Рука потянулась к 'Двину', но на полпути свернула к 'Camus'. Рюмка обнаружилась тут же, во рту плеснулась теплая, ласковая волна и скользнула водопадом в пищевод. Умеют, собаки, коньяки делать.
Кровь по венам и капиллярам побежала быстрее, разгоняя тепло по телу. Но на душе теплее не стало. Черные мысли не отступали. Артём вышвыривал их в двери, а они лезли в окна, выбрасывал из окон — они проникали через чердак, сталкивал с крыши — мрачные думы и тяжелые подозрения просачивались сквозь стены. Как ни старался Стрельцов отвлечься, не получалось.
А вдруг?.. А если?..
Насколько реально предположение о том, что Райхман и Фомичев вместе или кто-то из них в отдельности готов к экстраординарным мерам?

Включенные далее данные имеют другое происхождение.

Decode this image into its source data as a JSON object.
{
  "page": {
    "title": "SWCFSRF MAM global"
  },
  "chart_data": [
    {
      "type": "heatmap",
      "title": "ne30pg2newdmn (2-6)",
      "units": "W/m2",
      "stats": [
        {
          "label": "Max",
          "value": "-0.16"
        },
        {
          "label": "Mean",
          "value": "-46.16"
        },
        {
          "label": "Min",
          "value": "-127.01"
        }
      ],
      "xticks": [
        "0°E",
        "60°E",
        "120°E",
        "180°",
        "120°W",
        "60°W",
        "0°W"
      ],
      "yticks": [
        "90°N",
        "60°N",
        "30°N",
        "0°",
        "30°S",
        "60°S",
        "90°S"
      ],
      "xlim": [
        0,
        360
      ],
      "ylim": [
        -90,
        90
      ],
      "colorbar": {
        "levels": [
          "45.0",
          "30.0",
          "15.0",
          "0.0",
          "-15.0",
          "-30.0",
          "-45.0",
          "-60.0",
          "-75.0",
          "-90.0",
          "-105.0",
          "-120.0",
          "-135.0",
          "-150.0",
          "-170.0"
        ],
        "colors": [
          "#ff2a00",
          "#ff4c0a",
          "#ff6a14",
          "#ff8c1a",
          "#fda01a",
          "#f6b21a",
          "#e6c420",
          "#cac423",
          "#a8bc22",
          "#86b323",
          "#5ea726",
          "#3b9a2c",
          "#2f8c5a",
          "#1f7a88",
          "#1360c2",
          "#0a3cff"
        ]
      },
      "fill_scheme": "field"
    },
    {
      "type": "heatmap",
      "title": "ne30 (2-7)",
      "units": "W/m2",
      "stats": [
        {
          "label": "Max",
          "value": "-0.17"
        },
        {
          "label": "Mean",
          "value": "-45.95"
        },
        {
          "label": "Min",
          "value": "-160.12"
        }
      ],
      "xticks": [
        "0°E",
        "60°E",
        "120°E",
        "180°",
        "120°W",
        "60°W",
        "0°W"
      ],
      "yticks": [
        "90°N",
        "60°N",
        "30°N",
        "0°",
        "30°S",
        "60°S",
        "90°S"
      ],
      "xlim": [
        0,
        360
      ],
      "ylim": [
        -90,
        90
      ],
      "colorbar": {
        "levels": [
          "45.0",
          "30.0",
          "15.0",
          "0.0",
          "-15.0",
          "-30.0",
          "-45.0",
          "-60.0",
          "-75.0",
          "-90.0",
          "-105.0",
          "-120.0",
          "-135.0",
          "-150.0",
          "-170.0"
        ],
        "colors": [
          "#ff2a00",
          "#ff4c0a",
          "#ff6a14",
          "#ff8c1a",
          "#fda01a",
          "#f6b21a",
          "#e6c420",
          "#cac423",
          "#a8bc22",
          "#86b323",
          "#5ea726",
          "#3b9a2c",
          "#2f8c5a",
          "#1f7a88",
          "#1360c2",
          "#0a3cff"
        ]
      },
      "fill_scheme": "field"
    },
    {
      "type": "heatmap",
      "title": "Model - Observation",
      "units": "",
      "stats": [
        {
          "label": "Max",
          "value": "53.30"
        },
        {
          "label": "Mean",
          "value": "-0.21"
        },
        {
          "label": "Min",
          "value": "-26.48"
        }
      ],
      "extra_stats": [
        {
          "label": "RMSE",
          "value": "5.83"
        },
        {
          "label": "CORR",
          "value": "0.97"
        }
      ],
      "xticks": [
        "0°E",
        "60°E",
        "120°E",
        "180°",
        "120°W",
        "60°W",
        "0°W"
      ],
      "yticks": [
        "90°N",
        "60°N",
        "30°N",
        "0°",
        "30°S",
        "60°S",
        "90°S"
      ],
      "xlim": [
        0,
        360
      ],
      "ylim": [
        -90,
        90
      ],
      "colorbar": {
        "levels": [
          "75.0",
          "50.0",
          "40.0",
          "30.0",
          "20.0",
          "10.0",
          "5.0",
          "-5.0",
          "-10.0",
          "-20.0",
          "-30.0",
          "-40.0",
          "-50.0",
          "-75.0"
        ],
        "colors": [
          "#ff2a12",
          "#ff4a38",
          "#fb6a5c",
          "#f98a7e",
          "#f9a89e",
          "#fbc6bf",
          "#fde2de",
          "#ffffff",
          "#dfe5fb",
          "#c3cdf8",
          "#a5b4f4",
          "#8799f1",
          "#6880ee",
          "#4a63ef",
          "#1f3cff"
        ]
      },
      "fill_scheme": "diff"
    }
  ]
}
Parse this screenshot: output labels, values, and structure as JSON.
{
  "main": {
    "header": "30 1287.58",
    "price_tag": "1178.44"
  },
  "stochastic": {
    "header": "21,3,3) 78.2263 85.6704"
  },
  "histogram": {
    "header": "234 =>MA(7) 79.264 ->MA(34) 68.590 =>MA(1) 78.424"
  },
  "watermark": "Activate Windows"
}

И что делать самому Артёму? К определенным умозаключениям Стрельцов склониться не мог.
То он окончательно и бесповоротно решал, что в головы друзей-компаньонов даже в сумеречном состоянии не забредет шальная идея избавиться от создающего проблемы 'третьего лишнего' и, тем более, давить на него через близких. Не кровавые девяностые же на дворе, в самом деле. Однако, спустя пару минут сумбурных размышлений, Артём приобретал твердую уверенность в том, что моральные барьеры для друзей-компаньонов — не препятствие, и 'заказать' его им — раз плюнуть. Живем-то не в викторианской Великобритании, а в России, где с недавних пор, человек человеку — волк. Как верно отмечали древние римляне, lupus est.
А потом обломками затонувшего корабля снова всплывали сомнения: не засоряет ли Артём мозги напрасными страхами. Может, его метания выеденного яйца не стоят. Не старушка ли Паранойя наведалась под его гостеприимную крышу? И сам себе аргументировано доказывал, что лучше быть живым и здоровым — по крайней мере, физически — параноиком, чем мертвым или покалеченным лохом.
Без второго стакана узел не распутаешь...
Янтарный водопадик брызнул из бутылочного горлышка в рюмку, а затем проследовал проторенной тропкой — вниз по пищеварительному тракту. Общеизвестно, что водка и коньяк — универсальные средства для стимулирования умственной деятельности...нормального русского человека. Недаром же народ извечно апеллирует то к ста граммам, то ко второй бутылке, сетуя на невозможность без них 'разобраться' в сложном, запутанном деле. И, говорят, помогает. Хоть слесарю, хоть доктору. Махнет Петрович или Кузьмич, не ведающий с какого бока подобраться к заморскому агрегату, соточку-другую, и сразу картина проясняется, становится понятно, куда отвертку запихивать, мысли обретают четкость, руки — уверенность.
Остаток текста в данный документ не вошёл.